The most important finding may be the counterintuitive one: cyproheptadine's polarizing response pattern suggests that PSSD is not a single condition but a syndrome with subtypes. If serotonin receptor antagonism helps exactly half of patients and fails the other half, the field may benefit more from subtyping patients than from testing more drugs. Future research should investigate what distinguishes cyproheptadine responders from non-responders.
Research Limitations¶
Selection bias: Reddit users skew younger, male, English-speaking, and tech-savvy. The r/PSSD community is a self-selected group of people sufficiently affected and motivated to seek online support. Results do not generalize to all PSSD patients.

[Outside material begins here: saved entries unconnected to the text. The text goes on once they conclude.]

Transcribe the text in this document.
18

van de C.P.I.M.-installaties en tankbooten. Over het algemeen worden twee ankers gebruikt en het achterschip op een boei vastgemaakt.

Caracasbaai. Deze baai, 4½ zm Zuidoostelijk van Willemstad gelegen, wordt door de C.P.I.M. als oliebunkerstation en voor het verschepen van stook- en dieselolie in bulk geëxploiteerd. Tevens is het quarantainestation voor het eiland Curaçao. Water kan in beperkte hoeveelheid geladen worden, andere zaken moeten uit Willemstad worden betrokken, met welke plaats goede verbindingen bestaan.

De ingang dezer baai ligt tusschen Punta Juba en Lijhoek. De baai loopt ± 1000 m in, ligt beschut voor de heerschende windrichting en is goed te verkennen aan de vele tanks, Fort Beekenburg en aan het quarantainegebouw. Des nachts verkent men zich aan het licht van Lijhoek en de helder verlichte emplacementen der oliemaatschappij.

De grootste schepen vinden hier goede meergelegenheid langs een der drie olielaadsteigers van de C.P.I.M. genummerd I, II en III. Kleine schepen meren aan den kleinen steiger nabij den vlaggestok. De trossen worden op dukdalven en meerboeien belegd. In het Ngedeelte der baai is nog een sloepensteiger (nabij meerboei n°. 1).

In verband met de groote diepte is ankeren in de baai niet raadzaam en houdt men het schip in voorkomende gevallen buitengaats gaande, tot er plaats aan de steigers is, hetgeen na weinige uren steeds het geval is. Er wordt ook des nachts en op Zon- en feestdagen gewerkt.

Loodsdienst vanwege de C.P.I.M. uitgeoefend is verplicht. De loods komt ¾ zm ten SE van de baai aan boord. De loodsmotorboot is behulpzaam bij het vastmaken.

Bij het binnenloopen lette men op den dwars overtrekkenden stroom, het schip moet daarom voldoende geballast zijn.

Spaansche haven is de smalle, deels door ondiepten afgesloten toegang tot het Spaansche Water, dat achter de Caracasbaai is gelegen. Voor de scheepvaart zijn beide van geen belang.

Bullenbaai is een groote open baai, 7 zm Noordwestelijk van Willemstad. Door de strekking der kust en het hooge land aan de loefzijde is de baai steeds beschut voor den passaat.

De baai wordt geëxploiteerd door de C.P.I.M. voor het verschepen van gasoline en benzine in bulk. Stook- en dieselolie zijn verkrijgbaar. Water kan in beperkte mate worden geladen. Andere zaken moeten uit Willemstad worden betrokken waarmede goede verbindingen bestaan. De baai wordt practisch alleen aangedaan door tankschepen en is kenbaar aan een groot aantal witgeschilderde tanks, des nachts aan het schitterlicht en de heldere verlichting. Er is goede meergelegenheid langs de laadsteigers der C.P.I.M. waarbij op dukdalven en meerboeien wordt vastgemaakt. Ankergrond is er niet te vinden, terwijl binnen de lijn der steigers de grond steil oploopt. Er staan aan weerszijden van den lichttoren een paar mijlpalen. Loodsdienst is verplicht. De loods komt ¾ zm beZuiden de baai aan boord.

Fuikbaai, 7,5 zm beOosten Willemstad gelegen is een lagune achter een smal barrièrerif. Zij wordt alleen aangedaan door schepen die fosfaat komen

Reporting bias: Users are more likely to post about dramatic experiences (recovery stories, severe side effects) than about treatments that had no effect. This inflates both the positive and negative tails while underrepresenting null outcomes.
Survivorship bias: Users who recover may leave the community, reducing their representation in ongoing discussions. Conversely, users who worsen may become more active posters. Long-term recovery rates may be underestimated.
Recall bias: Treatment reports are retrospective self-assessments, not contemporaneous clinical observations. Users may misattribute improvement to the wrong treatment, especially when trying multiple interventions simultaneously.
Confounding: Many users try multiple treatments concurrently or sequentially. Positive outcomes attributed to one drug may reflect the combined effect of several, natural recovery over time, or placebo response. We cannot isolate individual treatment effects.
No control group: There is no untreated comparison group. The baseline positive rate includes natural recovery, placebo effects, and regression to the mean. We cannot determine what proportion of "positive" outcomes would have occurred without treatment.
Sentiment vs. efficacy: Our outcome measure is sentiment extracted from text, not clinical endpoints. A "positive" sentiment report may reflect partial improvement, hopeful expectation, or relief at trying something new -- not necessarily objective sexual function recovery.
Temporal snapshot: One month of data (March-April 2026) may not capture seasonal patterns, evolving community opinions, or treatments that require longer observation periods. Conclusions are provisional and may not replicate in a different time window.